Ya desde niño, cada vez que la melancolía de la ciudad se empeña en hacerme el horizonte más difuminado y la vida más angosta, necesito con urgencia acercarme al mar. Me siento sin prisa y sin deberes en la bocana del puerto y veo entrar y salir barcos por un tiempo que se me hace indefinido. No pienso en el océano abierto, ni siquiera en singladuras por mares lejanos, pienso más bien en llegadas a países de nombres inventados donde encontrar vidas que me abran nuevos argumentos para mis cuentos. Sorprendentemente solo las estaciones de metro tienen para mí, un efecto semejante. Es como si un nudo se fuera enredando y desenredando con las historias posibles de todos los que pasan. Ante tanta inmensidad me hago pequeño y de alguna manera parece que sintiera la extrañeza de ser humano.

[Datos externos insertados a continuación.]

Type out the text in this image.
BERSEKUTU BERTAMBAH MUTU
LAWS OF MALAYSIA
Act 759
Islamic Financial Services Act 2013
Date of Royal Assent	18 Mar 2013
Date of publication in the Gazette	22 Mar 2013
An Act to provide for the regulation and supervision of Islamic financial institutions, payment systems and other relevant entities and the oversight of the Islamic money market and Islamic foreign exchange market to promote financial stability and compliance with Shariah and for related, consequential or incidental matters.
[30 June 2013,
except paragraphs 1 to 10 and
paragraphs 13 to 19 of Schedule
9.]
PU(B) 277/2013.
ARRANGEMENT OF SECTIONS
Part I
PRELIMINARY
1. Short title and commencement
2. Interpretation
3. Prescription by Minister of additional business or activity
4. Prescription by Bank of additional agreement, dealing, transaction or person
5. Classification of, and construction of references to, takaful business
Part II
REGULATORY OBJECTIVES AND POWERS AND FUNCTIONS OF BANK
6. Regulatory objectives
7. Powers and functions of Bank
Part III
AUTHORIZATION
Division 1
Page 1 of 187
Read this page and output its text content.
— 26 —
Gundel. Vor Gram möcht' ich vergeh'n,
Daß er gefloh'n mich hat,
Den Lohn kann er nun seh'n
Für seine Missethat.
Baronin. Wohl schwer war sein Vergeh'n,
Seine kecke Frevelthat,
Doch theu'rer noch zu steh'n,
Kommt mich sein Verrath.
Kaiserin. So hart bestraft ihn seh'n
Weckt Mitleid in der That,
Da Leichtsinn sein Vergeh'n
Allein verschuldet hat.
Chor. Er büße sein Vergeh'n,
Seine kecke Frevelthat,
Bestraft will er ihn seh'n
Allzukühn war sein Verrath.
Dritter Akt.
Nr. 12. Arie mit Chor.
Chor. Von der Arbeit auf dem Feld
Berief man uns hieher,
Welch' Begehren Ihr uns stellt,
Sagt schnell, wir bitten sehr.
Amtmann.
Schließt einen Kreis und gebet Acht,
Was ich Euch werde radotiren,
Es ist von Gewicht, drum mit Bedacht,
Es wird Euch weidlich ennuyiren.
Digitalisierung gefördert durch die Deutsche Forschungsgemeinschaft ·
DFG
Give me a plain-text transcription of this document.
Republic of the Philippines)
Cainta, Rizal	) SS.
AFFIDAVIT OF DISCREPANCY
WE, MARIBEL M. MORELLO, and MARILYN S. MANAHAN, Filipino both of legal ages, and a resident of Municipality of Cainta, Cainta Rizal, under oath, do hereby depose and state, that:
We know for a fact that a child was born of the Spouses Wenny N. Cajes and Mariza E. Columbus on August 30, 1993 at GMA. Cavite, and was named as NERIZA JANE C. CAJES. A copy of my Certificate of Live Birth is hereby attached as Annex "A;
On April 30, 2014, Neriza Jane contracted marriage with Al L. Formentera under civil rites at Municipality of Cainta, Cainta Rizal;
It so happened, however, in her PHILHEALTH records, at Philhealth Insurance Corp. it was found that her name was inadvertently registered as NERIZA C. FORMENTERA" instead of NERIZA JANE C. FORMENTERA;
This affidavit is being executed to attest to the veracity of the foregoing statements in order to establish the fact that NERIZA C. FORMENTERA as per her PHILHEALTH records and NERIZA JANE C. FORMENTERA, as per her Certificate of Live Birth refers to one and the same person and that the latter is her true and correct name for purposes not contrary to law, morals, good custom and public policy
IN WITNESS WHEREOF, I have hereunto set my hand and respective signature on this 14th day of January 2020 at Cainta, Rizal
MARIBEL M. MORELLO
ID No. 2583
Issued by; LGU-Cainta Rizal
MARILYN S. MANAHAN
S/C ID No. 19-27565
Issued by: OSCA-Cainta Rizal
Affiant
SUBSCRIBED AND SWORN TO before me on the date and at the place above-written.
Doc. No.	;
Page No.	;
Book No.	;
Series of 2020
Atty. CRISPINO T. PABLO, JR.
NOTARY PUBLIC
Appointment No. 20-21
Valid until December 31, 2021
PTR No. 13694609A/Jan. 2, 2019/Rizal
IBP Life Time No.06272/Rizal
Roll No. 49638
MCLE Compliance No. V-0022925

Sentarse frente al mar tiene para mí, un efecto de recreación como la que nace en las madrugadas de vigilia como la de hoy en las que escribiendo y escribiendo te sientes el rey del mundo. Todo es posible. Dibujas dioses que hagan más fuerte tu ateísmo y pintas menudencias que se convierten en nuevos ídolos; redactas diálogos imaginados para las situaciones mas tensas capaces de enfangar mañanas. Respiras más fuerte. Y sabes que puedes trivializar sin dificultad problemas irresolubles y al mismo tiempo hacer trascendentes las nimiedades.
Se viven esos momentos de manera tan fuerte, percibes con tanta intensidad eso que algunos llaman yo, que te emborrachas de egocentrismo y trascendencia y construyes futuros recuerdos a fuerza de imaginarlos.